A Wanted Man

[Amazon Link]
(paid link)

So I'm stuck in the Kansas City International airport, waiting for the flight back to Boston, and I've only brought one book with me (Sacré Bleu) which I've finished. I'm phobic about getting caught without reading material.

So I go to the airport newsstand and break my rule about reading series in publishing-date order. I get A Wanted Man (cover screaming "a JACK REACHER novel") by Lee Child, skipping over about six intervening Reacher novels. It probably doesn't matter. Because it's the same Reacher we know and love.

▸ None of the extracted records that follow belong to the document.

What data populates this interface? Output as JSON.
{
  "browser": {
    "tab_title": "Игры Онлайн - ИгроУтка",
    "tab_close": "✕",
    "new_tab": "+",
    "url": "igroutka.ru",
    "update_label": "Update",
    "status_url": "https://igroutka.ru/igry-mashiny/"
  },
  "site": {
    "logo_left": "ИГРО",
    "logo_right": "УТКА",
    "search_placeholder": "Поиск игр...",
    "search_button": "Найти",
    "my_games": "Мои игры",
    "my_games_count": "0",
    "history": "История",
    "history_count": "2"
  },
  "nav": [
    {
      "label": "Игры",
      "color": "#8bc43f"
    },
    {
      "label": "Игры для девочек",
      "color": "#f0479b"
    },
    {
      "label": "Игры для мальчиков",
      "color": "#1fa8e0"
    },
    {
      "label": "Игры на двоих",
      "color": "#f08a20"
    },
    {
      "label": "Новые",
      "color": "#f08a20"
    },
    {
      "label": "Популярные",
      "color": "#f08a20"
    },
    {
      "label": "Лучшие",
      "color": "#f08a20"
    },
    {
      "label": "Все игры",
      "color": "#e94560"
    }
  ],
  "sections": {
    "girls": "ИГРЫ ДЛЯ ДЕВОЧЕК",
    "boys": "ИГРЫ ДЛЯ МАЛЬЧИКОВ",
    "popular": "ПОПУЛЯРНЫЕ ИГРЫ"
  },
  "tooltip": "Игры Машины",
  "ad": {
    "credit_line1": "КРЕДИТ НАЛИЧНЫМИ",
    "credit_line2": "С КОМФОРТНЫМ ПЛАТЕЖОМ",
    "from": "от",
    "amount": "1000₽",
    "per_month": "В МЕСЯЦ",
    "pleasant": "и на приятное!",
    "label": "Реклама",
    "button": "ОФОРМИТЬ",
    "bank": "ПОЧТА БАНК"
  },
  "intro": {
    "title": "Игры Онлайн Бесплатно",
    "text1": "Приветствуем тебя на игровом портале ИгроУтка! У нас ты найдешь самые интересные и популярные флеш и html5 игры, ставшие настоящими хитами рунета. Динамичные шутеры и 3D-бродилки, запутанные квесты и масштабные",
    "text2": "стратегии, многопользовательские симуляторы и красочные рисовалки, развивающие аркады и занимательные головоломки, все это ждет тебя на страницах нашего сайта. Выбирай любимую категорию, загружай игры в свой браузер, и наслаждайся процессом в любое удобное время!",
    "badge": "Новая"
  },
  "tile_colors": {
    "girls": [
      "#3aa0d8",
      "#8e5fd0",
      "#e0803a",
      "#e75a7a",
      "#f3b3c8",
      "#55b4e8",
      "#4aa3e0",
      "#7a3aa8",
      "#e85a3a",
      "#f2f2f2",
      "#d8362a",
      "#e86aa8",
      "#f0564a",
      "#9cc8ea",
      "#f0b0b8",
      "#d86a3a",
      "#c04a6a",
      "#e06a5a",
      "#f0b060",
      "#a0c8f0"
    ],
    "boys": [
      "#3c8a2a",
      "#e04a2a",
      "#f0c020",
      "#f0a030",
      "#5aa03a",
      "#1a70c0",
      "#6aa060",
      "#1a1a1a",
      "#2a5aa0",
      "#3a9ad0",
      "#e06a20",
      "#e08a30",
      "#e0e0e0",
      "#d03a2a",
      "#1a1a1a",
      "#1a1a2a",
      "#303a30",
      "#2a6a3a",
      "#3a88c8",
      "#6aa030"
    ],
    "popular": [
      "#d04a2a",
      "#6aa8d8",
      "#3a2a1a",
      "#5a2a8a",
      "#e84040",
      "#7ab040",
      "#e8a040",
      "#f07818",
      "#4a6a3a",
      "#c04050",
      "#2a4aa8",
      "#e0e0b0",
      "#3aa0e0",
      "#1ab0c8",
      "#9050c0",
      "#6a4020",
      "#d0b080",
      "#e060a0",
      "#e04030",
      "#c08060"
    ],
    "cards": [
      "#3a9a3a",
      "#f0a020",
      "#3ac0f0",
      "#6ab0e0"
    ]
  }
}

And (once again) Reacher finds himself dragged into a situation simply because he's hitching a ride. This time, on an I-80 exit in the middle of Nebraska. Reacher wants to go to Virginia for some reason. (He doesn't make it, at least not in this book.)

Reacher attracts violence and trouble like a magnet. I imagine I could hitchhike for years and never have anything interesting happen to me. Not Reacher. Every damn time, it's mayhem, duplicity, and murder.

His new fellow travellers are two nondescript guys and a woman. The guys are telling him stories that don't add up, obvious lies. And the woman doesn't say much, seemingly cowed and frightened.

Meanwhile, down the road, local law enforcement has a grisly murder to deal with at an abandoned irrigation pumping station, seemingly committed by a couple of nondescript guys. The cops are pretty good, and put out roadblocks to stop any car with two guys. But (hah) that won't include the car Reacher's riding in, because it now has three guys and a woman.

Reacher novels have a common thread, worth keeping in mind: things are not what they seem. (If they were what they seem, the book could have been a couple-three hundred pages shorter.) You can try to figure out the story on your own, or you can wait until Reacher tells you what he's figured out. At this point, I'm going with the latter strategy.